Berikut isi Panca Gerakan Antikorupsi, yaitu:
Pertama, antikorupsi sebagai gerakan kebudayaan. Pemuda Muhammadiyah menilai gerakan antikorupsi harus menjadi gerakan kebudayaan dengan mengedepankan transformasi nilai dan kesadaran kolektif seluruh anak bangsa untuk mulai menanam kebudayaan jujur yang antikorupsi.
Sebagai nilai integratif dalam kehidupan sehari-hari, Pemuda Muhammadiyah merasa perlu untuk membangun kebudayaan antikoruspi dimulai dari diri sendiri (ibda binafishi). Salah satu usaha konkret adalah dengan memperbanyak pendirian madrasah antikorupsi atau sekolah antikorupsi yang memberikan pemahaman integratif.
"Inti pesannya, kami ingin berubah, tinggal bagaimana dengan pejabat negara mau berubah atau tidak," kata Dahnil.
Kedua, antikorupsi sebagai gerakan rakyat. Dahnil mengatakan gerakan antikorupsi harus menjadi gerakan massal dan dipahami sebagai gerakan bersama.
Oleh sebab itu dibutuhkan peran seluruh masyarakat sipil untuk memberikan pemahaman tentang bahayanya praktik korupsi sebagai kejahatan peradaban bukan sekedar kejahatan pidana biasa.
Ketiga, menebar kebencian terhadap koruptor Pemuda Muhammadiyah mendorong institusi keagamaan menggunakan instrumen aturan agama untuk memberikan efek jera bagi para pelaku korupsi. Dahnil memandang menebar kebencian kepada koruptor itu sah dilakukan sepanjang tidak terkait dengan suku, ras dan agama.

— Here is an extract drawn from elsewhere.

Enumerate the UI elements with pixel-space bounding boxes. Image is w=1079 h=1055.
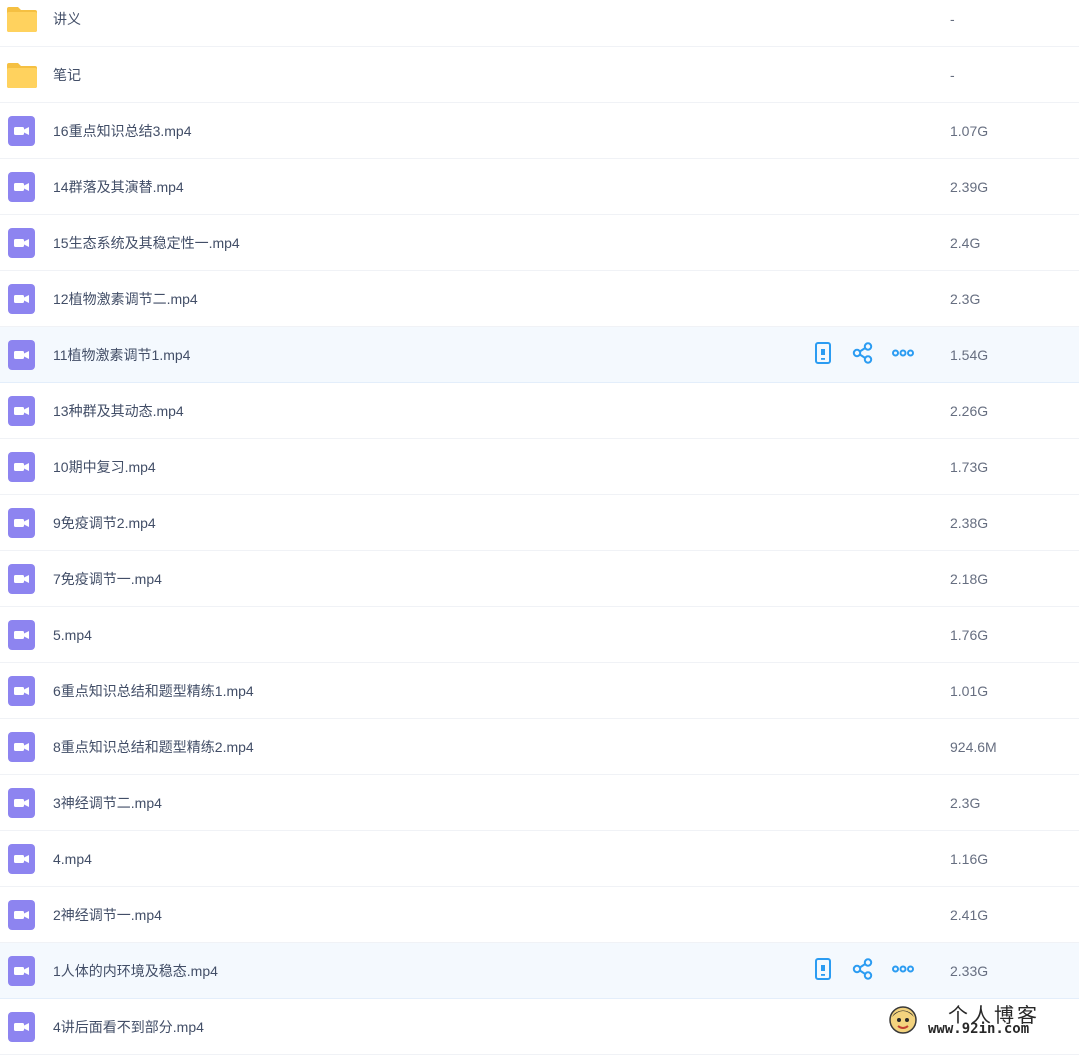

Empat, koruptor adalah maling. Pemuda Muhammadiyah mengusulkan kepada media massa untuk menggunakan istilah "maling" bagi mereka yang terlibat kasus korupsi.
Hal ini dimaksudkan untuk membangun kesadaran kepada masyarakat bahwa korupsi adalah perilaku tidak beradab. Dan julukan maling adalah julukan yang sangat hina.
Kelima, membentuk partai antikorupsi Pemuda Muhammadiyah sadar bahwa gerakan kebudayaan antikorupsi tidak akan pernah efektif tanpa ada keterlibatan gerakan politik. Dahnil mengatakan bahwa partai antikorupsi tersebut bukan berbentuk partai politik organik, melainkan berupa jejaring antikorupsi yang memberikan perhatian khusus kepada penyiapan dan pembinaan orang muda kader-kader politik.